Hybrid Cloudでは、リソースの可視化とシステム配備、運用サービスをハイブリッドクラウド環境にまたがり提供する「HPE GreenLake Cloud Services」、ハイパーコンバージドインフラ「HPE HCI Solution」、AI活用の自律的なインフラ監視サービス「HPE InfoSight」、ハイブリッドクラウド化の全体計画を立案し、クラウド活用のPoV(価値の検証)を通じて実行計画を提示する「HPE Right Mix Advisor」で、既存インフラをクラウド運用に変革することでハイブリッド化を促進していく。

  • Hybrid Cloudへのアプローチ

    Hybrid Cloudへのアプローチ

同社では、4つの領域にフォーカスするためDX推進をテーマに顧客の業務に即した付加価値の高い提案を行うため、DXプラットフォーム推進チームを新設したほか、サーバセントリックなパートナーシップに加え、ソリューションセントリック、ビジネスセントリックなパートナーシップにより、エコシステムを強化していく。
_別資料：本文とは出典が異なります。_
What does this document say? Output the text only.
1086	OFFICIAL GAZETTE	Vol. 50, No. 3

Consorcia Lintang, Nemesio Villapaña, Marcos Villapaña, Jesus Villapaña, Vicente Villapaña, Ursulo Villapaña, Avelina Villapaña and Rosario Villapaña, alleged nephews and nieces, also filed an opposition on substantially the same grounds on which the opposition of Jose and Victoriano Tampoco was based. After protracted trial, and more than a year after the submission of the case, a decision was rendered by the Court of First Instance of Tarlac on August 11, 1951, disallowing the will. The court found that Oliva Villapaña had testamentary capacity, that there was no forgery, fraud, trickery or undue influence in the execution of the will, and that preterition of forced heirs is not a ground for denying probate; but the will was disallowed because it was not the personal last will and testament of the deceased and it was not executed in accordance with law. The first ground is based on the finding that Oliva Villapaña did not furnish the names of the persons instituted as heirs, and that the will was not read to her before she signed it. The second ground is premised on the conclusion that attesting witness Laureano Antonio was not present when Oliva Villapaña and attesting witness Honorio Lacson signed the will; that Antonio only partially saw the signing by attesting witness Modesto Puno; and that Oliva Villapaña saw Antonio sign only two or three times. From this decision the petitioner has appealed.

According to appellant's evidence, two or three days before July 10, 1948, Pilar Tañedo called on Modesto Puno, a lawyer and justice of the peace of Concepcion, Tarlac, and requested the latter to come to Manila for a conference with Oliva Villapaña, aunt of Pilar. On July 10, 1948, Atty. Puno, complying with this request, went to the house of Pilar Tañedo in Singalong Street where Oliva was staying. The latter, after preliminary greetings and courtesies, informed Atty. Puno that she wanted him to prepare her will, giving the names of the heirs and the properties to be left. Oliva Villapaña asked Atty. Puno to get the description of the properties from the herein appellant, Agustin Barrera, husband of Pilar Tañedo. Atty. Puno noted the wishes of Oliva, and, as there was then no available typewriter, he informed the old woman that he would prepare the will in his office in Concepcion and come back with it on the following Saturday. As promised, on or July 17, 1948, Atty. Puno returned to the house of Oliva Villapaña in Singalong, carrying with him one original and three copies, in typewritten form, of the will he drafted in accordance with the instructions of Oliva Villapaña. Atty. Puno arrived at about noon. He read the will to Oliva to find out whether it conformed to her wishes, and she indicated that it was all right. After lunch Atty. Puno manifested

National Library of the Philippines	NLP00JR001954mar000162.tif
また、コンサルとサポートを統合したグローバル組織「Pointnext Technology Service」により、アセスメントからプロジェクト管理、運用支援、サポートまでエンドツーエンドのサービスをHPE GreenLakeにより提供していく考えだ。

最後に同氏は「DXプラットフォームを直販することもあれば、パートナーと共同で提供するケースもあり、幅広い顧客に対し提供者として貢献することでDXの加速に貢献していきたい」と強調していた。